Every LLM Call Is a Stateless HTTP Request—and That's the Whole Game
Statelessness is the invisible constraint that shapes every LLM product decision—from token budgets and context-window management to agent architectures. Understanding it as a plain HTTP loop demystifies why RAG, MCP, and agent frameworks exist and where their real costs and failure modes come from.
An LLM API call is just an HTTPS POST that sends a JSON payload and gets tokens back. The server holds no session state, so every request must be self-contained. That constraint is not a bug—it is the architectural property that makes horizontal scaling, fault tolerance, and fair resource allocation possible. The client maintains the conversation history and ships the entire thing with each call, which is why ChatGPT seems to remember you: the frontend silently re-sends the whole transcript every time. This stateless foundation forces a hard trade-off. As conversations grow, the messages array balloons, and token costs rise super-linearly. Production systems cap context windows and apply LRU eviction, but naive eviction can drop critical constraints from early in a session. That tension drives the evolution from prompt engineering to context engineering (RAG, MCP, Skills) and onward to loop engineering, where autonomous feedback cycles built from stateless calls produce emergent stateful behavior.

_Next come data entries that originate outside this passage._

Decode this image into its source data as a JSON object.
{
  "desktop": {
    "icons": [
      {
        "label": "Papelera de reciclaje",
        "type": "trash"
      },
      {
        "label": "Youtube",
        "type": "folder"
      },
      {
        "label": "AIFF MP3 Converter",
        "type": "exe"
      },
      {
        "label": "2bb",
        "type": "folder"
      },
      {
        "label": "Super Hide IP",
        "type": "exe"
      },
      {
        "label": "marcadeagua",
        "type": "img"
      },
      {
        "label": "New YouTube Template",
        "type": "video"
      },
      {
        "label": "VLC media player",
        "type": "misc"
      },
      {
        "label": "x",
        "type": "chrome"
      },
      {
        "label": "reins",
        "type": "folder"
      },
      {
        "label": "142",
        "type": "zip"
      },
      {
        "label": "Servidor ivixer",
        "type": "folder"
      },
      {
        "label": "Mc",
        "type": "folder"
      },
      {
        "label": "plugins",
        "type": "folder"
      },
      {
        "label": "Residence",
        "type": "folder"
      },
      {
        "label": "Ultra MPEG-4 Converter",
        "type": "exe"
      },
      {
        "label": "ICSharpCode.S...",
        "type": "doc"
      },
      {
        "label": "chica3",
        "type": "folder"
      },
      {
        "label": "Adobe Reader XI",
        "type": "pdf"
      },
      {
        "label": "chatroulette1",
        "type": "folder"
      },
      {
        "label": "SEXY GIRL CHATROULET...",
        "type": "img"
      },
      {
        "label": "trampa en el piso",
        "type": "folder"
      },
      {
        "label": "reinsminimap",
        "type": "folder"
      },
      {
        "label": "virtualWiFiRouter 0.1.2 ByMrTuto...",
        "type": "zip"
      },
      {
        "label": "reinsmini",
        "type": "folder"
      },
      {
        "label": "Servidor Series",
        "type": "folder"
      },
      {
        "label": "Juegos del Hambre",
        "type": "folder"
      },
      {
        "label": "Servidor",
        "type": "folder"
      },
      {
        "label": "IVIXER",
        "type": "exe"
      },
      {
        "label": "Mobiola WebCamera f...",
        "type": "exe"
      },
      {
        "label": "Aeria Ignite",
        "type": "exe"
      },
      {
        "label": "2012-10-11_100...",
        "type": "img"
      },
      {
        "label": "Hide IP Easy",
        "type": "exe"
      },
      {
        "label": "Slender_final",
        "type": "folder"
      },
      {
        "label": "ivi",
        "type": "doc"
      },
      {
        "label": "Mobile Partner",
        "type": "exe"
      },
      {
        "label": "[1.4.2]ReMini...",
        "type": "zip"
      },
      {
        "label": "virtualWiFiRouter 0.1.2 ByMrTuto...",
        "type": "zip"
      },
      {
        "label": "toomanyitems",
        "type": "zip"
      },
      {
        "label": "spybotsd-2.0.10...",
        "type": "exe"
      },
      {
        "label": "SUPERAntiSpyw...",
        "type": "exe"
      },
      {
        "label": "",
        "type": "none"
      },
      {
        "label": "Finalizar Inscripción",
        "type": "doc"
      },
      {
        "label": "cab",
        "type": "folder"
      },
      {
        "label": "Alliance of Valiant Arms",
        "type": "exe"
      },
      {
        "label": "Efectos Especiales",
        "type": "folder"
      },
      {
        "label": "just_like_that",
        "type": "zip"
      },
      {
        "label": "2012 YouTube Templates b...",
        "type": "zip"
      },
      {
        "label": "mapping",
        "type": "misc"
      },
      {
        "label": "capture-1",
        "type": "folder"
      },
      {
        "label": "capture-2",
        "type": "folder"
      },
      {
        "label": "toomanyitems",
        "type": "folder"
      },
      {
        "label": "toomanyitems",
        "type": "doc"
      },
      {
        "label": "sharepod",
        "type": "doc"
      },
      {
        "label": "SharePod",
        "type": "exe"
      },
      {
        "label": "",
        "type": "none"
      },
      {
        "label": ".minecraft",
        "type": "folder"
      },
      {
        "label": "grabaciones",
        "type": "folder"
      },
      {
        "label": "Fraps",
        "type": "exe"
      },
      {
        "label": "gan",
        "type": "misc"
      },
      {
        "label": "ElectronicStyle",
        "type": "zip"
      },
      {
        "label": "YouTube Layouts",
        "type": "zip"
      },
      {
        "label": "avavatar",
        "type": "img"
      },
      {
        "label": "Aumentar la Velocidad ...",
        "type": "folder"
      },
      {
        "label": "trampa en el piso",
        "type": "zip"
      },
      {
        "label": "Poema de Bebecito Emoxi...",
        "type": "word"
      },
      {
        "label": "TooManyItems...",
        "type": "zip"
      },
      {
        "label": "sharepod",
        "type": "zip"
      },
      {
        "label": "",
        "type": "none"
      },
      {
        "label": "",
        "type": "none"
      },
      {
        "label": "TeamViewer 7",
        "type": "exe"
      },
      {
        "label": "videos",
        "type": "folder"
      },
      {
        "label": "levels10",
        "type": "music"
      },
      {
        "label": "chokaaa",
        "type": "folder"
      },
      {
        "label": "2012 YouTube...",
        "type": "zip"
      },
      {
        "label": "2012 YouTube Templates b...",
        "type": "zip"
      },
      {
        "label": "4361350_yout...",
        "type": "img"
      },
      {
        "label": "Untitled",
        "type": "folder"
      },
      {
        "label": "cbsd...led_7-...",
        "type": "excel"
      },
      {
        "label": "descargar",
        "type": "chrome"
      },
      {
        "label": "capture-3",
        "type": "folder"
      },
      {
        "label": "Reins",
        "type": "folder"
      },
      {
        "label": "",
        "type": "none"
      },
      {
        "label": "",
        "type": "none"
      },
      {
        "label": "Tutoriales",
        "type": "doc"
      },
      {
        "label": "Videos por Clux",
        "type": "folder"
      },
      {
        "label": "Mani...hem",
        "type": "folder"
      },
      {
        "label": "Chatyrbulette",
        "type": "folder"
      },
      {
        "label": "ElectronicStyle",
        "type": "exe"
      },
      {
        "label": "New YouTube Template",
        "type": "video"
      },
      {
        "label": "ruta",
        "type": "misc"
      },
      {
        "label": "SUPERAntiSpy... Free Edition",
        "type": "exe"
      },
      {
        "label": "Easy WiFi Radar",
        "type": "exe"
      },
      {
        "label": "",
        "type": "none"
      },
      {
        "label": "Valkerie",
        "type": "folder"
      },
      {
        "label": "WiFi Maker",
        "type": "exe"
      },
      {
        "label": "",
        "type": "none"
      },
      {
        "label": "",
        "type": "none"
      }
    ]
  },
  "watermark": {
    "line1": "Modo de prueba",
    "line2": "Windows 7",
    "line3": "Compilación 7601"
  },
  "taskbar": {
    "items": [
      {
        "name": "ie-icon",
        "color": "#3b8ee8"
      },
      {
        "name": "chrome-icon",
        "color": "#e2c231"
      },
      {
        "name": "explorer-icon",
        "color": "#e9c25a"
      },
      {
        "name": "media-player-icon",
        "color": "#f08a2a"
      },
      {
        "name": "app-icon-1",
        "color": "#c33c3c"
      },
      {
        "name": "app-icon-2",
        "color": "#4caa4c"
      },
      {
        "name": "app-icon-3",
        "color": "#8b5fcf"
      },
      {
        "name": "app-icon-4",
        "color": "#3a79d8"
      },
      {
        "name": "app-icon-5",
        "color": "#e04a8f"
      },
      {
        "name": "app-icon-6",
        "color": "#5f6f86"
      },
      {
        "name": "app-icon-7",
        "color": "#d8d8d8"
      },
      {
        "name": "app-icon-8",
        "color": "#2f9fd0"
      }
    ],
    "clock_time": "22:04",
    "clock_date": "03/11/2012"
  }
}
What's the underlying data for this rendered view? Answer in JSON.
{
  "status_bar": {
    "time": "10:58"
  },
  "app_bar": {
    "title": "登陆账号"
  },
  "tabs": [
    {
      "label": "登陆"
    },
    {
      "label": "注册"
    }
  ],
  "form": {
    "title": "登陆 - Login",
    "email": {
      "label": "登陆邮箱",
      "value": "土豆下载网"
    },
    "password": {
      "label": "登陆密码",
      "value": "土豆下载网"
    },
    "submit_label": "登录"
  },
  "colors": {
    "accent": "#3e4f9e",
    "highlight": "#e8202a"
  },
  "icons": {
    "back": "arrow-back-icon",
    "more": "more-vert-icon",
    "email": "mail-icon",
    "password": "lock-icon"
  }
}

The framing of LLM interaction as a plain HTTP loop is a useful corrective to the mystique around AI; it recasts agents, RAG, and tool-use as strategies for packing the right JSON into a POST body.
Calling the three stages Prompt Engineering → Context Engineering → Loop Engineering gives a clean mental model for why the industry moved from better prompts to retrieval and tool-use, and now to autonomous feedback loops.
The observation that the model doesn't need memory—you do—flips the typical narrative that statelessness is a limitation; it's the engineering property that makes reliable, scalable AI systems possible.